趙千帆剛舉步向段天道走去,臉上、胸前忽然如同著了火,瞬間傳來難以忍受的劇痛!


    這種痛苦就象是在被千萬枚鋼針同時穿刺!她的眼前驟然黑了下去,什麽都看不見了,而雙耳中也襲來劇痛,尖銳的嘯音充斥了她的全部意識,再也分辨不出外界絲毫有意義的聲音!


    鼻中,嘴裏滿是被不知名的東西堵塞的感覺,似乎有什麽東西正順著這些孔道拚命向她身體內鑽入!


    如果有另一個人在場,必定駭然發現眼前的趙千帆整個頭臉都被一層薄薄的血膜包裹住。
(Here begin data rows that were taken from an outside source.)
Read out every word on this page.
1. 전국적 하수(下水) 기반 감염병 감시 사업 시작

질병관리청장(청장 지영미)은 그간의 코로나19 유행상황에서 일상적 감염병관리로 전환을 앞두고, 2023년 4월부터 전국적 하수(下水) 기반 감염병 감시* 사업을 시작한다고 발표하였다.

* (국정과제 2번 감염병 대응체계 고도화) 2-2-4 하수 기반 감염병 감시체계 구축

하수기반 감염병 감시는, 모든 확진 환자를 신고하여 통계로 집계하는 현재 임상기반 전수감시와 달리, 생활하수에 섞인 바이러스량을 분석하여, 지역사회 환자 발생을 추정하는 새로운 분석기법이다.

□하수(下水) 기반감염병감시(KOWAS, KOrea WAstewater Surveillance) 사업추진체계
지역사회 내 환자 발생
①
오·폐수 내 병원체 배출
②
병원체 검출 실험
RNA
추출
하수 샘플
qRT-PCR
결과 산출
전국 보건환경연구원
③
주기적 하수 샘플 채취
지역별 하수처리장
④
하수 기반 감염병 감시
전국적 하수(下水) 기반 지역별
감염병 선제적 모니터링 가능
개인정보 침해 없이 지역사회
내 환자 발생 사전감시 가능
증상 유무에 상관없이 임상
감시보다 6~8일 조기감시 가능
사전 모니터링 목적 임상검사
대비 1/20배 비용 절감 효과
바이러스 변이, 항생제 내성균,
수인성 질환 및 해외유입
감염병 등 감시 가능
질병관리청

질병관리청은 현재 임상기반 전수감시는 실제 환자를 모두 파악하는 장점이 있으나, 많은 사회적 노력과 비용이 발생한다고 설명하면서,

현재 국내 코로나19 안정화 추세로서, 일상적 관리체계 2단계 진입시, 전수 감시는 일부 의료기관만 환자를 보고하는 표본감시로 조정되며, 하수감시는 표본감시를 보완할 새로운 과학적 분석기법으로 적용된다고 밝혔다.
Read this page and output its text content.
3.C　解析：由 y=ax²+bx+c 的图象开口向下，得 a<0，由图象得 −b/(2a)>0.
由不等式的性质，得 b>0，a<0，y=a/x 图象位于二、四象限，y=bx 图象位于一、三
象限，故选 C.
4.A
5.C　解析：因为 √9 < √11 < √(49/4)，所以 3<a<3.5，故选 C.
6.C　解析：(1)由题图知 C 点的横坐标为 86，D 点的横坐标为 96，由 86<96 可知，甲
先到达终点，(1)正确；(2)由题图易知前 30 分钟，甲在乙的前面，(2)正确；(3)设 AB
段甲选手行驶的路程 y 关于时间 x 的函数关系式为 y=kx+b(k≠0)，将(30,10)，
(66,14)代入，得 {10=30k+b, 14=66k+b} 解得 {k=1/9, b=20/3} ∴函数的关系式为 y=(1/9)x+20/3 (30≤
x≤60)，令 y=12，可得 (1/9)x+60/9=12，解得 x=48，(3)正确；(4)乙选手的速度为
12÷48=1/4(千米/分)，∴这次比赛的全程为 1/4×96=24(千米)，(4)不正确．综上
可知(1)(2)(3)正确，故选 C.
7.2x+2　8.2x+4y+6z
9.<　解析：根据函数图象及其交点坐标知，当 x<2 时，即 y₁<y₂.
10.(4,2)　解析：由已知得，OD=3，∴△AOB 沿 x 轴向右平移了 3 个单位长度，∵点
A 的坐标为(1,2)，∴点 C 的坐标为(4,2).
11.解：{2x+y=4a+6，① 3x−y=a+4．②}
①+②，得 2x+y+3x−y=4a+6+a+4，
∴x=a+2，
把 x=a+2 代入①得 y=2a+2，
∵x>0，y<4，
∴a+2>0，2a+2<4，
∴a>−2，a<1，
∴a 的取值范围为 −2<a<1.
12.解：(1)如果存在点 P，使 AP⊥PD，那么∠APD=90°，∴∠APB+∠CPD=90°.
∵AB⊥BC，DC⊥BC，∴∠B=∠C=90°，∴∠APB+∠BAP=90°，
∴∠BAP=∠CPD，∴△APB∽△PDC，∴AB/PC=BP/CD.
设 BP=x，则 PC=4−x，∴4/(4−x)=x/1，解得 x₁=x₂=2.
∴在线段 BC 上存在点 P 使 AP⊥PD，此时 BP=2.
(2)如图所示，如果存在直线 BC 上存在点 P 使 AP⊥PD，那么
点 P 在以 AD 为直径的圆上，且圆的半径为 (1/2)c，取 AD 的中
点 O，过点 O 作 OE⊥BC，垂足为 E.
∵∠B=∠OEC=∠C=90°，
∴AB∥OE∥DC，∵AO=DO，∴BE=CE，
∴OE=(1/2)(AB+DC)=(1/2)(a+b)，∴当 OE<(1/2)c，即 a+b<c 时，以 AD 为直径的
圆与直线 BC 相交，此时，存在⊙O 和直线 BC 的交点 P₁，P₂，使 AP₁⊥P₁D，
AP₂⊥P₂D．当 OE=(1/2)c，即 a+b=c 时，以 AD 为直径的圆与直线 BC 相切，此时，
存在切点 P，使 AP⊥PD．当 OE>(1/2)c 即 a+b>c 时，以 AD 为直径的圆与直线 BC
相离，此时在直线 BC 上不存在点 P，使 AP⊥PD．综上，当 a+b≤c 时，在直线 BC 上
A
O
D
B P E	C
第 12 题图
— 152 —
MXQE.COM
    血膜詭異且瘋狂地蠕動著,不斷變化出一張張針狀口器,狠狠地在趙千帆的臉上刺下拔出。隻要破開了一個小口,口器中包含著的一點深紫色的奇異血液就會注入到她的肌膚下。紫血一旦接觸到肌體內部組織,就會化成一條條細線,迅速向組織深處遊去。頃刻之間,就是趙千帆緊閉的雙眼部位,也可以看到眼皮下有無數紫線在來迴竄動!


    段天道半跪在地上,遙遙向趙千帆伸出了右手,虛空一按!


    在趙千帆身前地麵上,原本灑落的一灘血肉碎漿突然猛烈鼓動起來,轉眼間分成三團,然後化作三支血箭,颯然射進趙千帆的下身!


    趙千帆爆發出一聲長長的慘叫,伸手在下體抓摸,可是已經晚了,那三支血箭早已沒入體內!


    她當機立斷,一把抓住裹在頭臉上的血膜,然後在淒厲的慘叫聲中,竟然把血膜生生撕下!


    血膜還有無數口針刺在她的血肉裏,被扯落時也帶下了大片屬於趙千帆的血肉,她等於是撕下了自己的臉!


    能量風暴驟起,段天道拚盡全力向旁邊一躍,身體仍被巨大的風暴邊緣衝飛,掉進了冰冷的河水中。


    而發動了瘋狂突刺的趙千帆則從他原本的位置上衝過。一擊不中,她頭也不迴,立刻發動了第二個瘋狂突刺,瞬時遠遁。


    過了許久,段天道才掙紮著爬上了河岸。泡在冰冷的河水中是非常消耗體力的事,以他目前的狀態,既使恢複力比過去強了不止一倍,也不能再經受任何哪怕最微弱的體力消耗了。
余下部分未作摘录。